Cost-benefit analysis helps regulators distinguish between uncertain risks (such as the negative effects of chlorinating water) and well known risks (such as water-borne bacteria). Many experts suggest that cost-benefit analyses of environmental regulations would result in regulations that address the most important environmental problems. Yet, cost-benefit analysis alone is not enough. The EPA is staffed by 18,000 employees who churn out thousands of pages of regulations each year. Neither the executive nor legislative branches of our government can guarantee that these regulations make sense in terms of either economics or public health.

However, the judicial branch of government can help. Judges could apply a universal, objective standard that would define "unreasonable risk" to prevent the EPA from acting arbitrarily or capriciously. This "judicial review" of federal agency decision making can be a part of the checks and balances on the power of government that the Founders of this country established over 200 years ago.

Congress was recently considering several bills intended to improve government regulations. Among them was a bill introduced by Senators Fred Thompson (R-TN) and Carl Levin (D-MI) called the Regulatory Improvement Act. The bill had similarities to previous and current Presidential Executive Orders which direct government agencies to write cost-effective rules. The bill would have encouraged cost-benefit analyses of proposed regulations, while still giving bureaucrats the option of explaining why an analysis couldn’t be done. The bill also had modest provisions for examining existing regulations for cost-effectiveness.

The original Thompson-Levin bill was flawed in that it did not mandate judicial review or cost-benefit analyses, but at least the public’s right to know about the inner workings of the Washington bureaucracy would have been enhanced. On the floor of the U. S. Senate, Senator Levin said, "We do need better cost-benefit analysis and risk assessment, more flexibility for the regulated industry to reach legislative goals in a variety of ways, more cooperative efforts between government and industry and less ‘us versus them’ attitudes."

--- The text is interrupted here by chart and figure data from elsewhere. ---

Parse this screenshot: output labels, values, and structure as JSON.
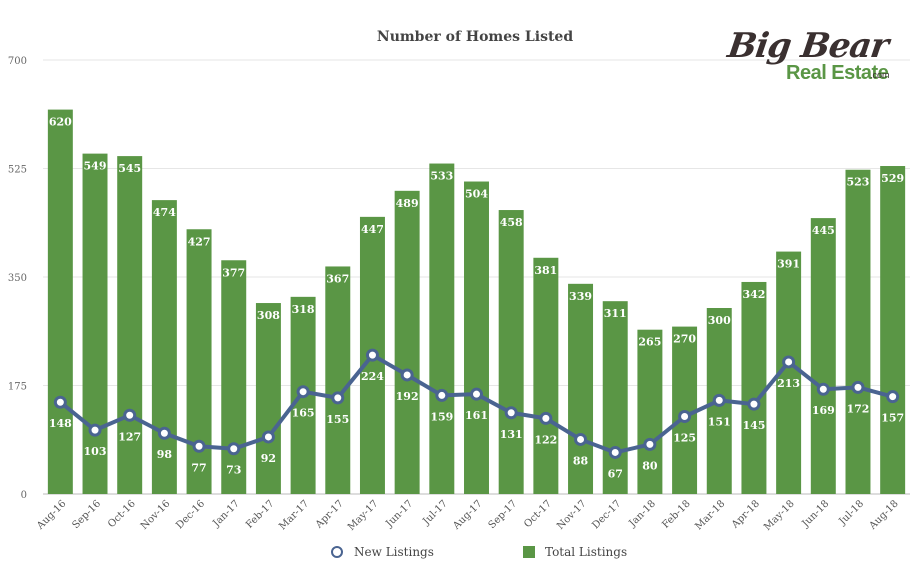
{
  "chart_data": {
    "type": "bar",
    "title": "Number of Homes Listed",
    "categories": [
      "Aug-16",
      "Sep-16",
      "Oct-16",
      "Nov-16",
      "Dec-16",
      "Jan-17",
      "Feb-17",
      "Mar-17",
      "Apr-17",
      "May-17",
      "Jun-17",
      "Jul-17",
      "Aug-17",
      "Sep-17",
      "Oct-17",
      "Nov-17",
      "Dec-17",
      "Jan-18",
      "Feb-18",
      "Mar-18",
      "Apr-18",
      "May-18",
      "Jun-18",
      "Jul-18",
      "Aug-18"
    ],
    "series": [
      {
        "name": "Total Listings",
        "kind": "bar",
        "color": "#5a9645",
        "values": [
          620,
          549,
          545,
          474,
          427,
          377,
          308,
          318,
          367,
          447,
          489,
          533,
          504,
          458,
          381,
          339,
          311,
          265,
          270,
          300,
          342,
          391,
          445,
          523,
          529
        ]
      },
      {
        "name": "New Listings",
        "kind": "line",
        "color": "#4a6491",
        "values": [
          148,
          103,
          127,
          98,
          77,
          73,
          92,
          165,
          155,
          224,
          192,
          159,
          161,
          131,
          122,
          88,
          67,
          80,
          125,
          151,
          145,
          213,
          169,
          172,
          157
        ]
      }
    ],
    "yticks": [
      "0",
      "175",
      "350",
      "525",
      "700"
    ],
    "ylim": [
      0,
      700
    ],
    "grid": true,
    "legend_position": "bottom"
  },
  "logo": {
    "line1": "Big Bear",
    "line2": "Real Estate",
    "suffix": ".com"
  }
}
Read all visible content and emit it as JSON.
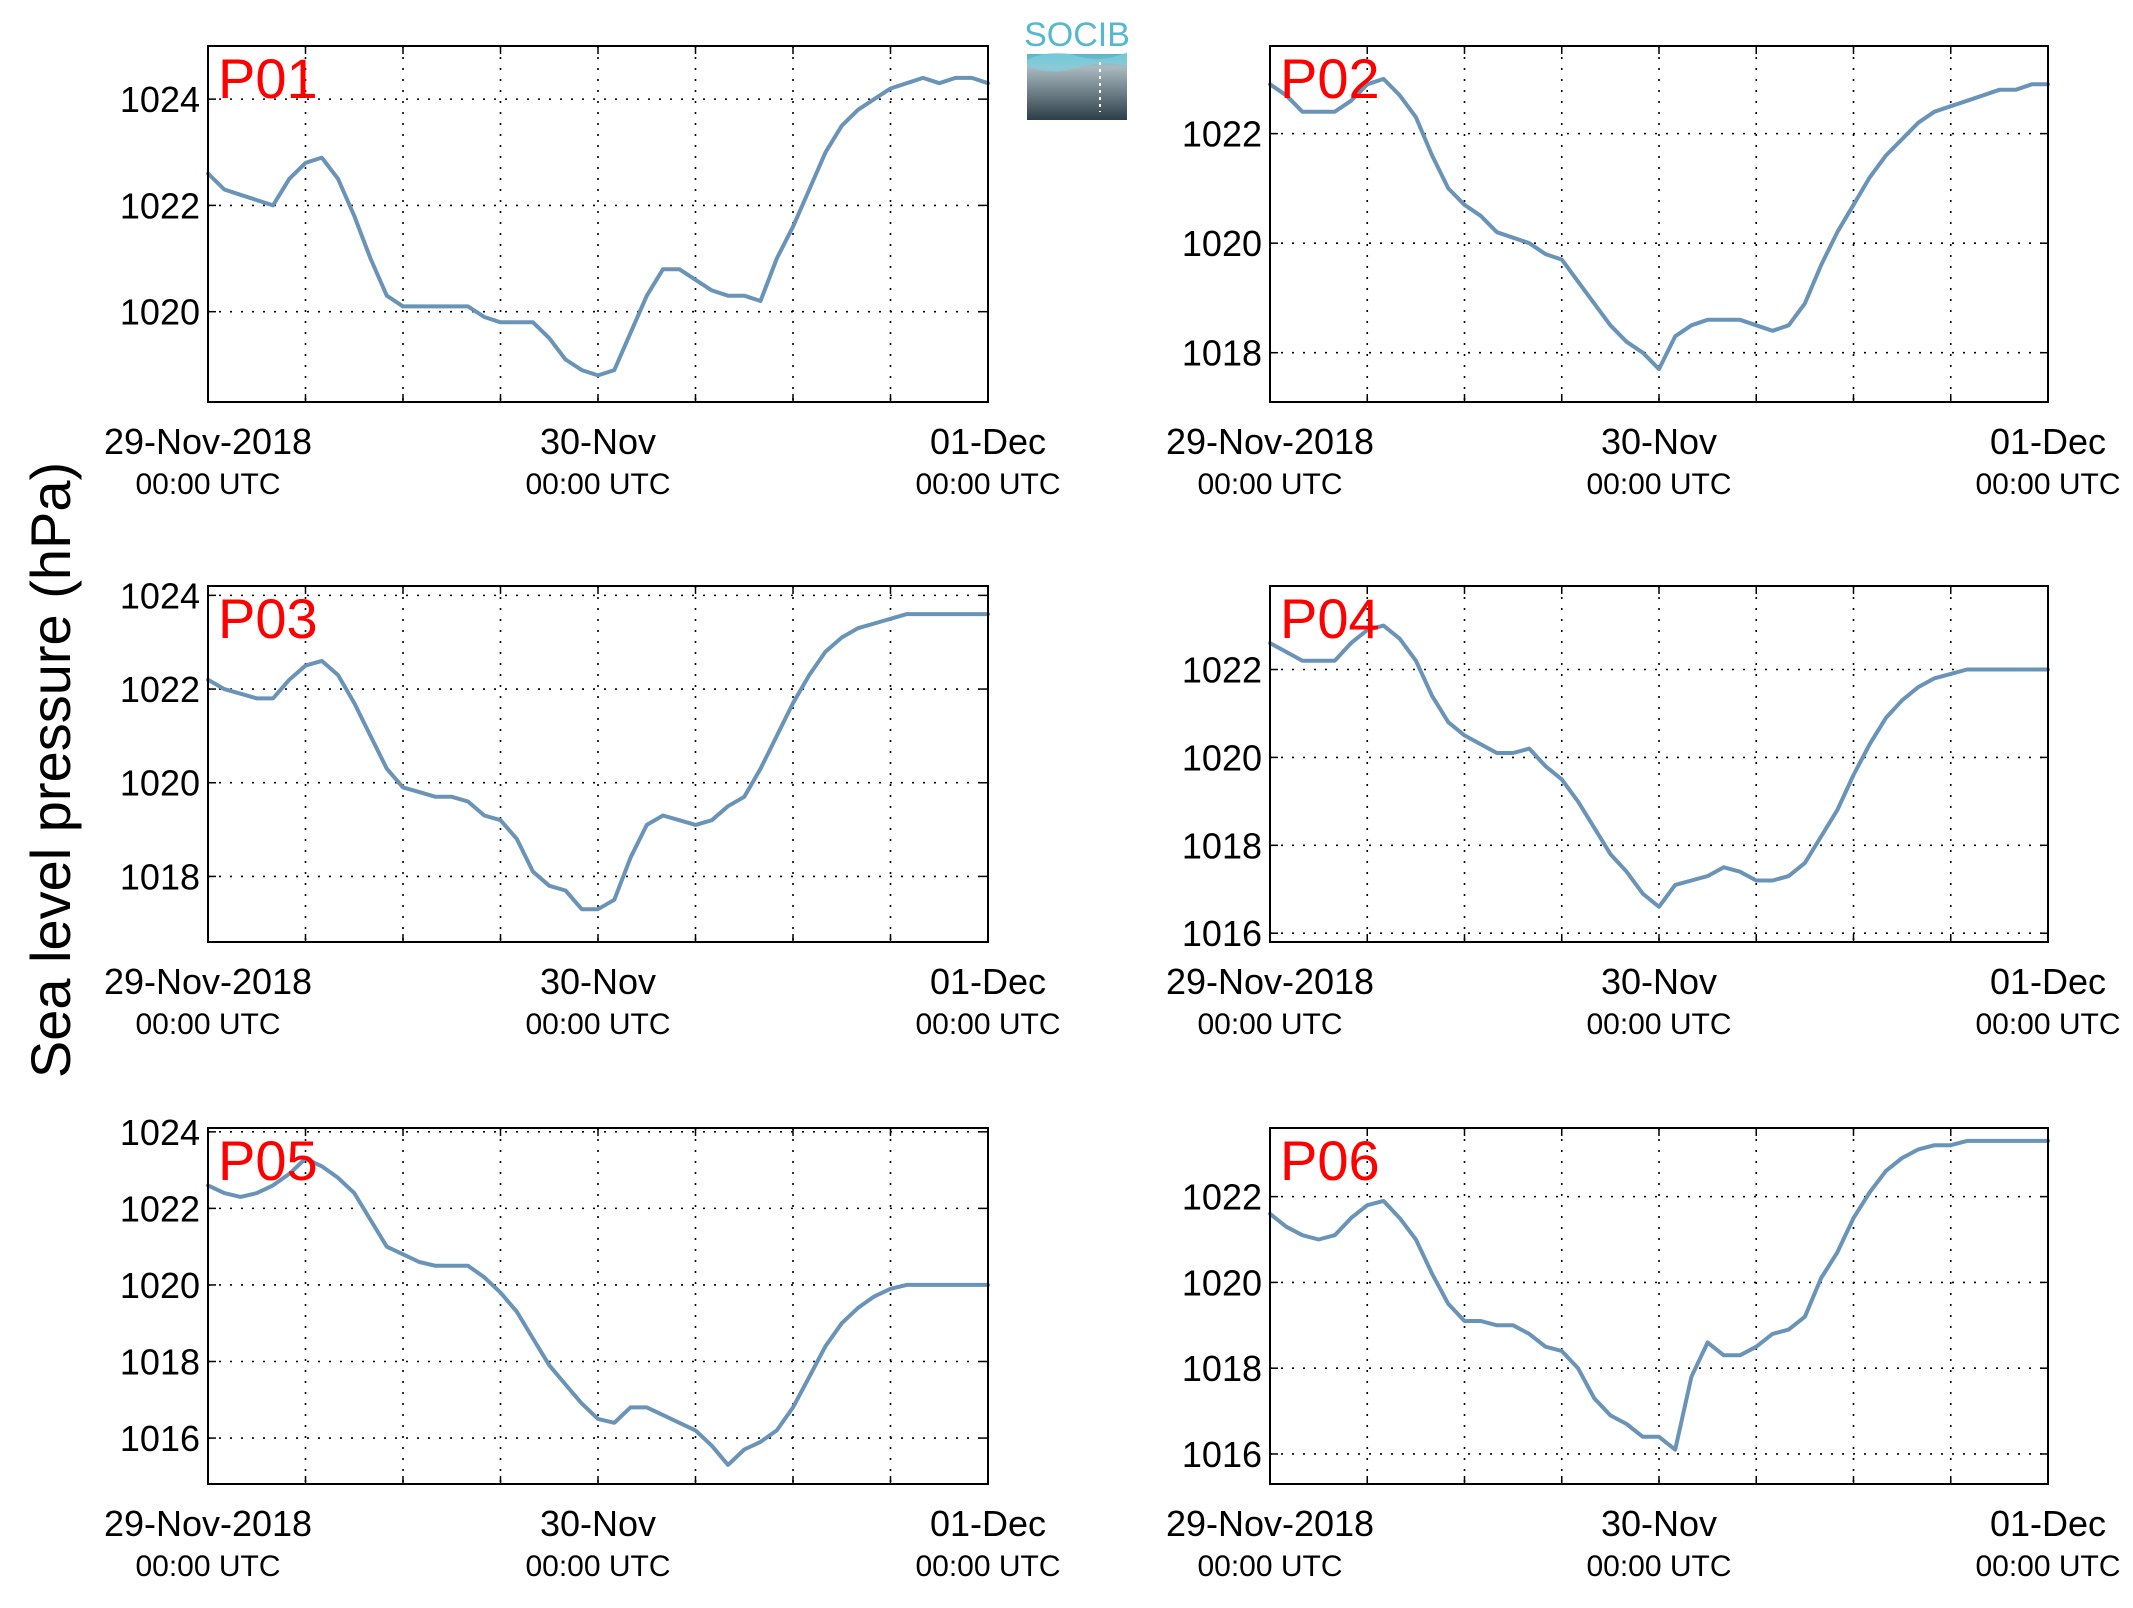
{
  "figure": {
    "ylabel": "Sea level pressure (hPa)",
    "logo_text": "SOCIB",
    "colors": {
      "line": "#6a93b8",
      "panel_label": "#ff0000",
      "grid": "#000000",
      "logo_top": "#55b8cc",
      "logo_bottom": "#2c3e48"
    }
  },
  "chart_data": [
    {
      "type": "line",
      "panel_label": "P01",
      "x_ticks": [
        {
          "pos": 0,
          "date": "29-Nov-2018",
          "time": "00:00 UTC"
        },
        {
          "pos": 24,
          "date": "30-Nov",
          "time": "00:00 UTC"
        },
        {
          "pos": 48,
          "date": "01-Dec",
          "time": "00:00 UTC"
        }
      ],
      "xlim": [
        0,
        48
      ],
      "ylim": [
        1018.3,
        1025.0
      ],
      "y_ticks": [
        1020,
        1022,
        1024
      ],
      "grid": true,
      "series": [
        {
          "x": [
            0,
            1,
            2,
            3,
            4,
            5,
            6,
            7,
            8,
            9,
            10,
            11,
            12,
            13,
            14,
            15,
            16,
            17,
            18,
            19,
            20,
            21,
            22,
            23,
            24,
            25,
            26,
            27,
            28,
            29,
            30,
            31,
            32,
            33,
            34,
            35,
            36,
            37,
            38,
            39,
            40,
            41,
            42,
            43,
            44,
            45,
            46,
            47,
            48
          ],
          "values": [
            1022.6,
            1022.3,
            1022.2,
            1022.1,
            1022.0,
            1022.5,
            1022.8,
            1022.9,
            1022.5,
            1021.8,
            1021.0,
            1020.3,
            1020.1,
            1020.1,
            1020.1,
            1020.1,
            1020.1,
            1019.9,
            1019.8,
            1019.8,
            1019.8,
            1019.5,
            1019.1,
            1018.9,
            1018.8,
            1018.9,
            1019.6,
            1020.3,
            1020.8,
            1020.8,
            1020.6,
            1020.4,
            1020.3,
            1020.3,
            1020.2,
            1021.0,
            1021.6,
            1022.3,
            1023.0,
            1023.5,
            1023.8,
            1024.0,
            1024.2,
            1024.3,
            1024.4,
            1024.3,
            1024.4,
            1024.4,
            1024.3
          ]
        }
      ]
    },
    {
      "type": "line",
      "panel_label": "P02",
      "x_ticks": [
        {
          "pos": 0,
          "date": "29-Nov-2018",
          "time": "00:00 UTC"
        },
        {
          "pos": 24,
          "date": "30-Nov",
          "time": "00:00 UTC"
        },
        {
          "pos": 48,
          "date": "01-Dec",
          "time": "00:00 UTC"
        }
      ],
      "xlim": [
        0,
        48
      ],
      "ylim": [
        1017.1,
        1023.6
      ],
      "y_ticks": [
        1018,
        1020,
        1022
      ],
      "grid": true,
      "series": [
        {
          "x": [
            0,
            1,
            2,
            3,
            4,
            5,
            6,
            7,
            8,
            9,
            10,
            11,
            12,
            13,
            14,
            15,
            16,
            17,
            18,
            19,
            20,
            21,
            22,
            23,
            24,
            25,
            26,
            27,
            28,
            29,
            30,
            31,
            32,
            33,
            34,
            35,
            36,
            37,
            38,
            39,
            40,
            41,
            42,
            43,
            44,
            45,
            46,
            47,
            48
          ],
          "values": [
            1022.9,
            1022.7,
            1022.4,
            1022.4,
            1022.4,
            1022.6,
            1022.9,
            1023.0,
            1022.7,
            1022.3,
            1021.6,
            1021.0,
            1020.7,
            1020.5,
            1020.2,
            1020.1,
            1020.0,
            1019.8,
            1019.7,
            1019.3,
            1018.9,
            1018.5,
            1018.2,
            1018.0,
            1017.7,
            1018.3,
            1018.5,
            1018.6,
            1018.6,
            1018.6,
            1018.5,
            1018.4,
            1018.5,
            1018.9,
            1019.6,
            1020.2,
            1020.7,
            1021.2,
            1021.6,
            1021.9,
            1022.2,
            1022.4,
            1022.5,
            1022.6,
            1022.7,
            1022.8,
            1022.8,
            1022.9,
            1022.9
          ]
        }
      ]
    },
    {
      "type": "line",
      "panel_label": "P03",
      "x_ticks": [
        {
          "pos": 0,
          "date": "29-Nov-2018",
          "time": "00:00 UTC"
        },
        {
          "pos": 24,
          "date": "30-Nov",
          "time": "00:00 UTC"
        },
        {
          "pos": 48,
          "date": "01-Dec",
          "time": "00:00 UTC"
        }
      ],
      "xlim": [
        0,
        48
      ],
      "ylim": [
        1016.6,
        1024.2
      ],
      "y_ticks": [
        1018,
        1020,
        1022,
        1024
      ],
      "grid": true,
      "series": [
        {
          "x": [
            0,
            1,
            2,
            3,
            4,
            5,
            6,
            7,
            8,
            9,
            10,
            11,
            12,
            13,
            14,
            15,
            16,
            17,
            18,
            19,
            20,
            21,
            22,
            23,
            24,
            25,
            26,
            27,
            28,
            29,
            30,
            31,
            32,
            33,
            34,
            35,
            36,
            37,
            38,
            39,
            40,
            41,
            42,
            43,
            44,
            45,
            46,
            47,
            48
          ],
          "values": [
            1022.2,
            1022.0,
            1021.9,
            1021.8,
            1021.8,
            1022.2,
            1022.5,
            1022.6,
            1022.3,
            1021.7,
            1021.0,
            1020.3,
            1019.9,
            1019.8,
            1019.7,
            1019.7,
            1019.6,
            1019.3,
            1019.2,
            1018.8,
            1018.1,
            1017.8,
            1017.7,
            1017.3,
            1017.3,
            1017.5,
            1018.4,
            1019.1,
            1019.3,
            1019.2,
            1019.1,
            1019.2,
            1019.5,
            1019.7,
            1020.3,
            1021.0,
            1021.7,
            1022.3,
            1022.8,
            1023.1,
            1023.3,
            1023.4,
            1023.5,
            1023.6,
            1023.6,
            1023.6,
            1023.6,
            1023.6,
            1023.6
          ]
        }
      ]
    },
    {
      "type": "line",
      "panel_label": "P04",
      "x_ticks": [
        {
          "pos": 0,
          "date": "29-Nov-2018",
          "time": "00:00 UTC"
        },
        {
          "pos": 24,
          "date": "30-Nov",
          "time": "00:00 UTC"
        },
        {
          "pos": 48,
          "date": "01-Dec",
          "time": "00:00 UTC"
        }
      ],
      "xlim": [
        0,
        48
      ],
      "ylim": [
        1015.8,
        1023.9
      ],
      "y_ticks": [
        1016,
        1018,
        1020,
        1022
      ],
      "grid": true,
      "series": [
        {
          "x": [
            0,
            1,
            2,
            3,
            4,
            5,
            6,
            7,
            8,
            9,
            10,
            11,
            12,
            13,
            14,
            15,
            16,
            17,
            18,
            19,
            20,
            21,
            22,
            23,
            24,
            25,
            26,
            27,
            28,
            29,
            30,
            31,
            32,
            33,
            34,
            35,
            36,
            37,
            38,
            39,
            40,
            41,
            42,
            43,
            44,
            45,
            46,
            47,
            48
          ],
          "values": [
            1022.6,
            1022.4,
            1022.2,
            1022.2,
            1022.2,
            1022.6,
            1022.9,
            1023.0,
            1022.7,
            1022.2,
            1021.4,
            1020.8,
            1020.5,
            1020.3,
            1020.1,
            1020.1,
            1020.2,
            1019.8,
            1019.5,
            1019.0,
            1018.4,
            1017.8,
            1017.4,
            1016.9,
            1016.6,
            1017.1,
            1017.2,
            1017.3,
            1017.5,
            1017.4,
            1017.2,
            1017.2,
            1017.3,
            1017.6,
            1018.2,
            1018.8,
            1019.6,
            1020.3,
            1020.9,
            1021.3,
            1021.6,
            1021.8,
            1021.9,
            1022.0,
            1022.0,
            1022.0,
            1022.0,
            1022.0,
            1022.0
          ]
        }
      ]
    },
    {
      "type": "line",
      "panel_label": "P05",
      "x_ticks": [
        {
          "pos": 0,
          "date": "29-Nov-2018",
          "time": "00:00 UTC"
        },
        {
          "pos": 24,
          "date": "30-Nov",
          "time": "00:00 UTC"
        },
        {
          "pos": 48,
          "date": "01-Dec",
          "time": "00:00 UTC"
        }
      ],
      "xlim": [
        0,
        48
      ],
      "ylim": [
        1014.8,
        1024.1
      ],
      "y_ticks": [
        1016,
        1018,
        1020,
        1022,
        1024
      ],
      "grid": true,
      "series": [
        {
          "x": [
            0,
            1,
            2,
            3,
            4,
            5,
            6,
            7,
            8,
            9,
            10,
            11,
            12,
            13,
            14,
            15,
            16,
            17,
            18,
            19,
            20,
            21,
            22,
            23,
            24,
            25,
            26,
            27,
            28,
            29,
            30,
            31,
            32,
            33,
            34,
            35,
            36,
            37,
            38,
            39,
            40,
            41,
            42,
            43,
            44,
            45,
            46,
            47,
            48
          ],
          "values": [
            1022.6,
            1022.4,
            1022.3,
            1022.4,
            1022.6,
            1022.9,
            1023.3,
            1023.1,
            1022.8,
            1022.4,
            1021.7,
            1021.0,
            1020.8,
            1020.6,
            1020.5,
            1020.5,
            1020.5,
            1020.2,
            1019.8,
            1019.3,
            1018.6,
            1017.9,
            1017.4,
            1016.9,
            1016.5,
            1016.4,
            1016.8,
            1016.8,
            1016.6,
            1016.4,
            1016.2,
            1015.8,
            1015.3,
            1015.7,
            1015.9,
            1016.2,
            1016.8,
            1017.6,
            1018.4,
            1019.0,
            1019.4,
            1019.7,
            1019.9,
            1020.0,
            1020.0,
            1020.0,
            1020.0,
            1020.0,
            1020.0
          ]
        }
      ]
    },
    {
      "type": "line",
      "panel_label": "P06",
      "x_ticks": [
        {
          "pos": 0,
          "date": "29-Nov-2018",
          "time": "00:00 UTC"
        },
        {
          "pos": 24,
          "date": "30-Nov",
          "time": "00:00 UTC"
        },
        {
          "pos": 48,
          "date": "01-Dec",
          "time": "00:00 UTC"
        }
      ],
      "xlim": [
        0,
        48
      ],
      "ylim": [
        1015.3,
        1023.6
      ],
      "y_ticks": [
        1016,
        1018,
        1020,
        1022
      ],
      "grid": true,
      "series": [
        {
          "x": [
            0,
            1,
            2,
            3,
            4,
            5,
            6,
            7,
            8,
            9,
            10,
            11,
            12,
            13,
            14,
            15,
            16,
            17,
            18,
            19,
            20,
            21,
            22,
            23,
            24,
            25,
            26,
            27,
            28,
            29,
            30,
            31,
            32,
            33,
            34,
            35,
            36,
            37,
            38,
            39,
            40,
            41,
            42,
            43,
            44,
            45,
            46,
            47,
            48
          ],
          "values": [
            1021.6,
            1021.3,
            1021.1,
            1021.0,
            1021.1,
            1021.5,
            1021.8,
            1021.9,
            1021.5,
            1021.0,
            1020.2,
            1019.5,
            1019.1,
            1019.1,
            1019.0,
            1019.0,
            1018.8,
            1018.5,
            1018.4,
            1018.0,
            1017.3,
            1016.9,
            1016.7,
            1016.4,
            1016.4,
            1016.1,
            1017.8,
            1018.6,
            1018.3,
            1018.3,
            1018.5,
            1018.8,
            1018.9,
            1019.2,
            1020.1,
            1020.7,
            1021.5,
            1022.1,
            1022.6,
            1022.9,
            1023.1,
            1023.2,
            1023.2,
            1023.3,
            1023.3,
            1023.3,
            1023.3,
            1023.3,
            1023.3
          ]
        }
      ]
    }
  ]
}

But, even modest reform was too much for the administration. In order to gain White House support for the bill, Senators Levin and Thompson had to agree to exempt all existing regulations, exempt all regulations costing less than a half-billion dollars each, and cut out judicial review. The emasculation of this very modest bill resulted in the support of a few more Democrats who retained the right to "modify" the bill still further with unlimited amendments. Meanwhile, many environmental groups virulently oppose any reform at all.

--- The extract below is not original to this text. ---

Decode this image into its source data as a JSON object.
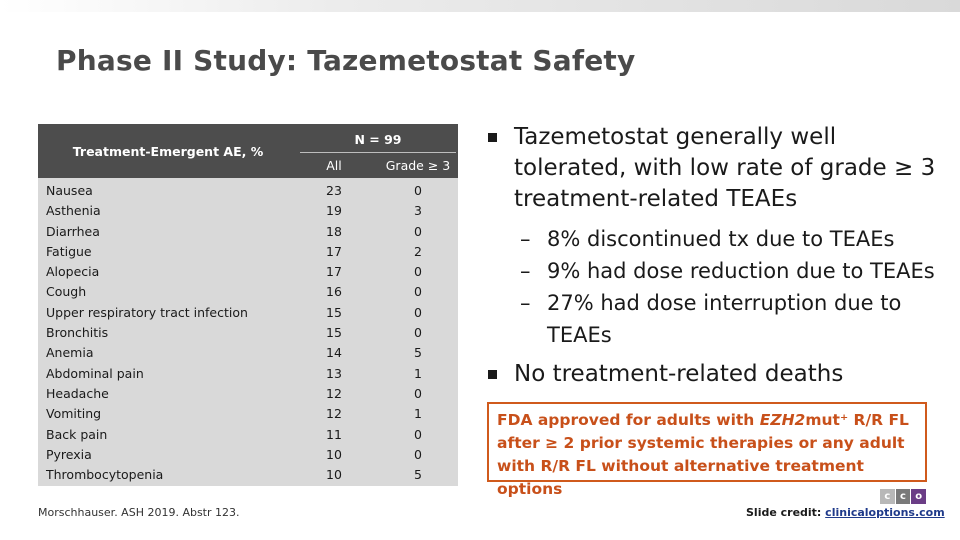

The federal Unfunded Mandates Reform Act of 1995 illustrates what can happen to "reform" that is "improved" with exemptions. This Act was designed to prevent Washington from forcing states to spend resources on regulations that are mandated, but not funded, by the federal government. However, a recent General Accounting Office report found that 78 of 110 economically significant rules (those that cost more than $100 million in any one year) were exempt due to the many loopholes that were written into the Act.

The saga of the Regulatory Improvement Act is a lesson to all who seek to improve the environment strictly through changes in Washington. Time would be better spent if Michiganians promoted change locally, in the law and statutes of Michigan, to create a more cost-effective and reasonable regulatory structure. Change will more likely come when the states, by example, lead the way for federal reform.